Register allocation. Add a register allocator to utilize multiple registers in the generated code. It's not reasonable to try to implement a global graph-coloring register allocator in the time available, but it is possible to do much better in basic blocks than the single-register strategy outlined in sections. The textbook outlines a couple of possible strategies in sec. 13.3; the bottom-up local allocator is probably simpler and (we think) stands a better chance of being successfully implemented for our project. Although the discussion in 13.3 assumes that the program has been transformed into some sort of lower-level IR, it is possible to do bottom-up local allocation on the fly as the compiler generates code.
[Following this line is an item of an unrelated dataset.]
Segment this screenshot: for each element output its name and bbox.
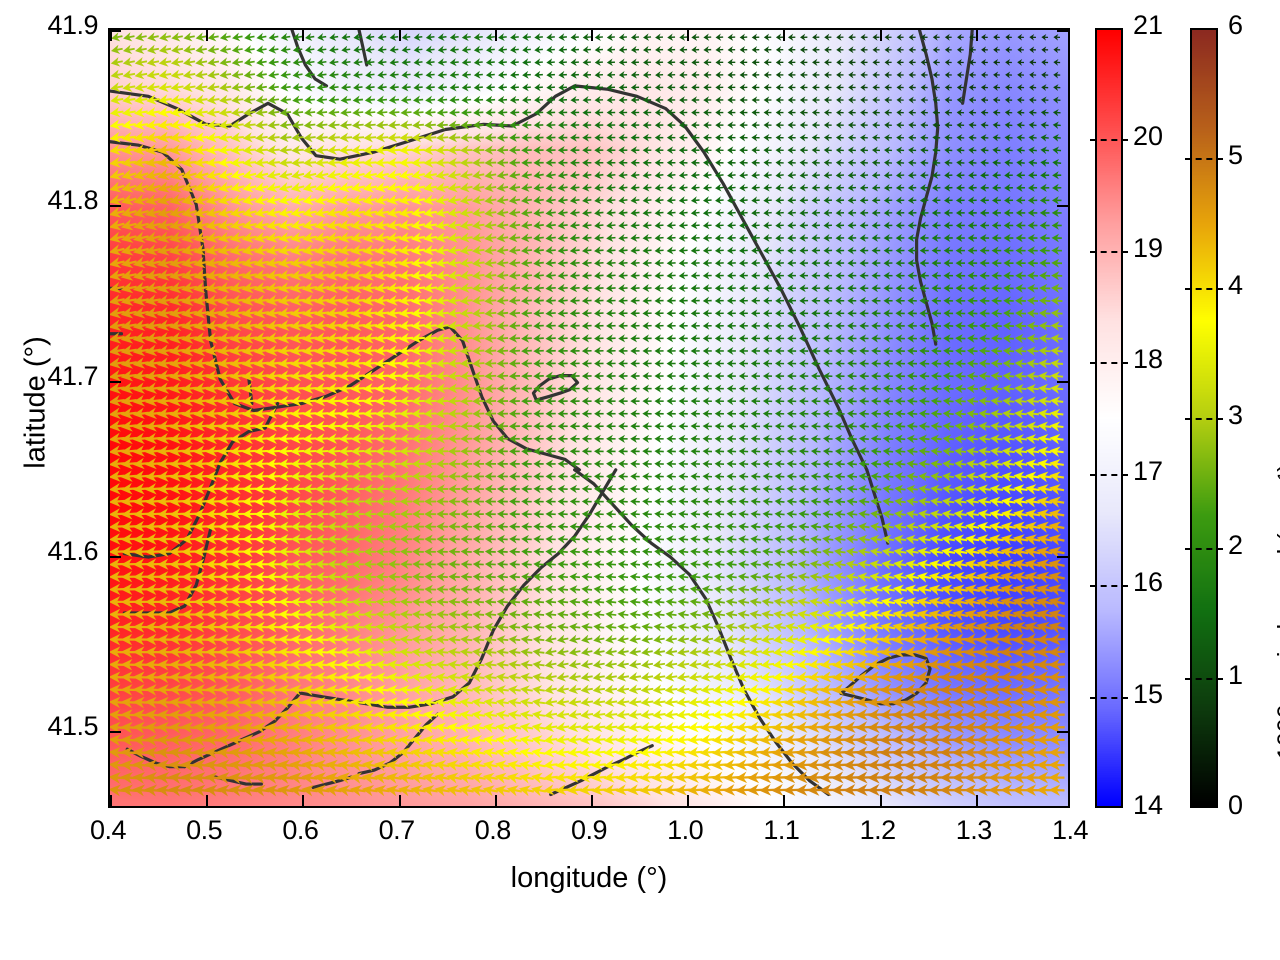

The key observation is to treat every label in the code as the beginning of a basic block, and every jump or call instruction as the end of one (meaning that the next instruction begins a basic block even if it is not labeled). The register allocator needs to initialize its state at the beginning of each sequence of straight-line code (basic block), and adjust the contents of the registers at the end of each block by generating code if needed to leave necessary values in predictable places or push them to memory.
Improved code generation / peephole optimizations. The simple code generation strategy outlined in sections generates many, many extra push and pop instructions, loads values from memory even if they were just stored and are still present in a register, stores function arguments in memory and then reloads them right before the call, has potentially extraneous save operations for argument registers just to be safe, materializes Boolean results as 0 or 1 even when all that is needed is a simpler compare and branch, makes no effort to keep track of constant values and fold them at compile time, and so forth. Groups that pick this option should propose at least 3 specific, non-trivial improvements to be implemented for this part of the project when they discuss their plans with the instructor.